RCA: apelo ao diálogo durante visita de Guterres
26 de outubro de 2017Durante uma conferência de imprensa conjunta com o secretário-geral das Nações Unidas, António Guterres, o Presidente da República Centro-Africana, Faustin-Archange Touadera, disse que o diálogo com os grupos armados está no "centro" da sua estratégia.
Guterres e Faustin-Archange Touadera estiveram reunidos, esta quinta-feira (25.10), em Bangui, para falar do programa de "desarmamento, desmobilização e reintegração", que conta com o apoio da Organização das Nações Unidas (ONU).
O secretário-geral da ONU apelou aos grupos armados centro-africanos para que "aceitem participar na vida política do país", deixando as armas.
As circunstâncias da visita de Antonio Guterres à República Centro-Africana não podiam ser mais explosivas. Apesar da presença de 12.500 capacetez azuis da Missão de Paz das Nações Unidas, a MINUSCA, são cada vez mais frequentes os massacres em massa de civis.
O secretário-geral da ONU visitou, na quarta-feira (25.10), Bangassou, uma localidade cristã, com cerca de 35 mil pessoas, a leste de Bangui, que tem sido o principal palco de violência. Há poucos dias, um ataque com milícias armadas em Bangassou causou mais de uma úzia de mortos, nove eram soldados da paz.
Tristeza e fúria entre a população
A guerra civil estalou na República Centro-Africana na sequência do golpe de Estado de 2013, que depôs o Presidente François Bozizé. Milhares de civis perderam as suas vidas na guerra que já conta com cerca de um milhão de deslocados.
A situação é tensa e complexa: grupos armados, que instrumentam as suas diferenças étnicas e religiosas (muçulmanos e cristãos), aterrorizam a população, que reage com a formação de milícias de autodefesa. Assim, a espiral de violência prossegue perante um Governo importente.
Com a recente escalada de violência, a capital Bangui vive numa mistura de tristeza e fúria. "A República Centro-Africana está mal", lamenta Paul-Crescent Beninga, porta-voz de um grupo de trabalho da sociedade civil. "A insegurança está a aumentar", acrescenta.
Paul-Crescent Beninga e outros elementos da sociedade civil querem, nos próximos dias, vestir-se de preto, em luto pelas vítimas do conflito, e marchar contra a violência no país.
O secretário-geral das Nações Unidas participou num feneral no início da sua visita ao país, onde chegou na terça-feira (24.10). "Nada é mais precioso que a paz. Não há ato mais nobre do que preservar a paz, mesmo quando isso significa preservar a vida", disse Guterres. Segundo o secretário-geral da ONU, a comunidade internacional ainda não se empenhou o suficiente para ajudar a República Centro-Africana.
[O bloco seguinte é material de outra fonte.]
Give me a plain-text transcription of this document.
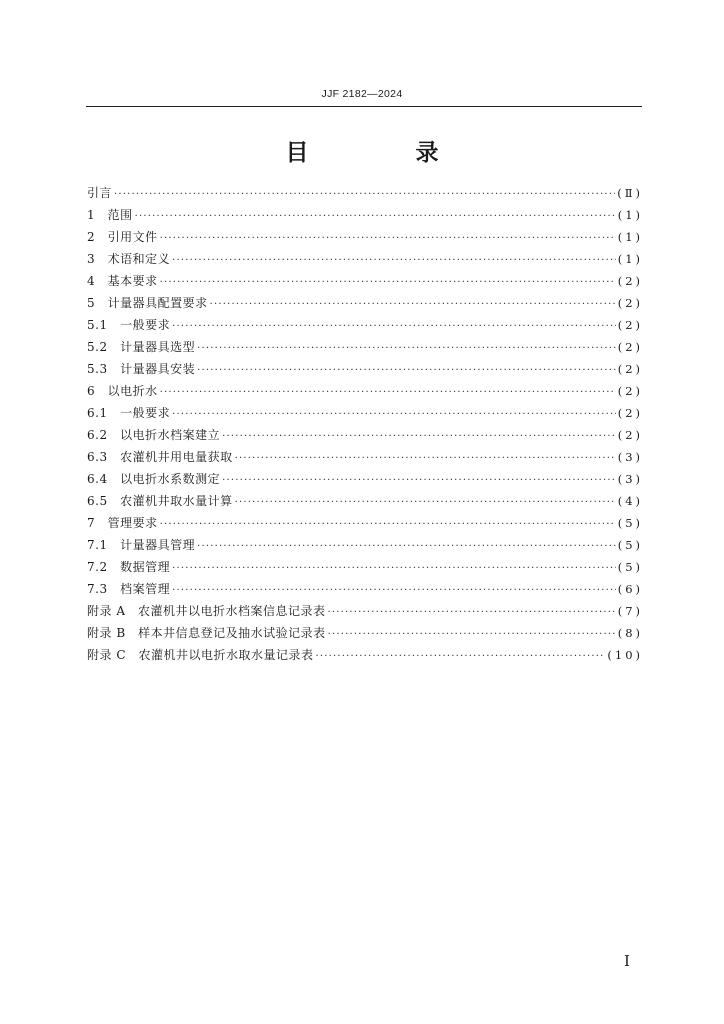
JJF 2182—2024
目　录
引言 ·····	(Ⅱ)
1　范围 ·····	(1)
2　引用文件 ·····	(1)
3　术语和定义 ·····	(1)
4　基本要求 ·····	(2)
5　计量器具配置要求 ·····	(2)
5.1　一般要求 ·····	(2)
5.2　计量器具选型 ·····	(2)
5.3　计量器具安装 ·····	(2)
6　以电折水 ·····	(2)
6.1　一般要求 ·····	(2)
6.2　以电折水档案建立 ·····	(2)
6.3　农灌机井用电量获取 ·····	(3)
6.4　以电折水系数测定 ·····	(3)
6.5　农灌机井取水量计算 ·····	(4)
7　管理要求 ·····	(5)
7.1　计量器具管理 ·····	(5)
7.2　数据管理 ·····	(5)
7.3　档案管理 ·····	(6)
附录 A　农灌机井以电折水档案信息记录表 ·····	(7)
附录 B　样本井信息登记及抽水试验记录表 ·····	(8)
附录 C　农灌机井以电折水取水量记录表 ·····	(10)
I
António Guterres quer prolongar MINUSCA
O mandato da MINUSCA termina já em novembro, pelo que o Conselho de Segurança tem de decidir sobre um possível prolongamento da missão. O secretário-geral da ONU chegou, portanto, com uma missão clara: chamar a atenção para a precária situação de segurança no país e promover um novo mandato da missão de paz, mais robusto com um reforço de 900 capacetes azuis.
Mas, de acordo com muitos observadores, a falta de pessoal e de recursos não são os principais problemas da MINUSCA. As acusações de abusos sexuais, de inoperância e de parcialidade têm vindo a manchar a missão.
"A visita do secretário-geral das Nações Unidas espero que signifique que as críticas à missão da ONU vão ser atendidas de forma mais eficaz, para mostrar às populações que as suas preocupações são levadas a sério e que há vontade de fazer mudanças", afirma Tim Glawion, especialista na África Central no Instituto Alemão de Estudos Globais e Regionais (GIGA), em Hamburgo.
Reconquistar a confiança da população
Segundo Tim Glawion, os problemas de forças de paz são, muitas vezes, percebidos internacionalmente de forma diferente do que no próprio país. Por exemplo, os militares envolvidos em escândalos de abuso sexual foram rapidamente mandados embora. O que não aconteceu em relação aos soldados acusados de não protegerem a população.
"É difícil para as pessoas entender por que o abuso sexual é visto como pior do que admitir massacres de civis", explica o especialista do GIGA, Tim Glawion.
António Guterres também está preocupado em reconquistar a confiança na MINUSCA. Uma tarefa difícil: "O problema central das forças de paz da ONU é que têm de prestar contas não à comunidades locais, mas à comunidade internacional e aos seus países de origem", diz o cientista político. O que pode contribuir para que "900 soldados mais continuem a não fazer nada no terreno”" conclui Tim Glawion.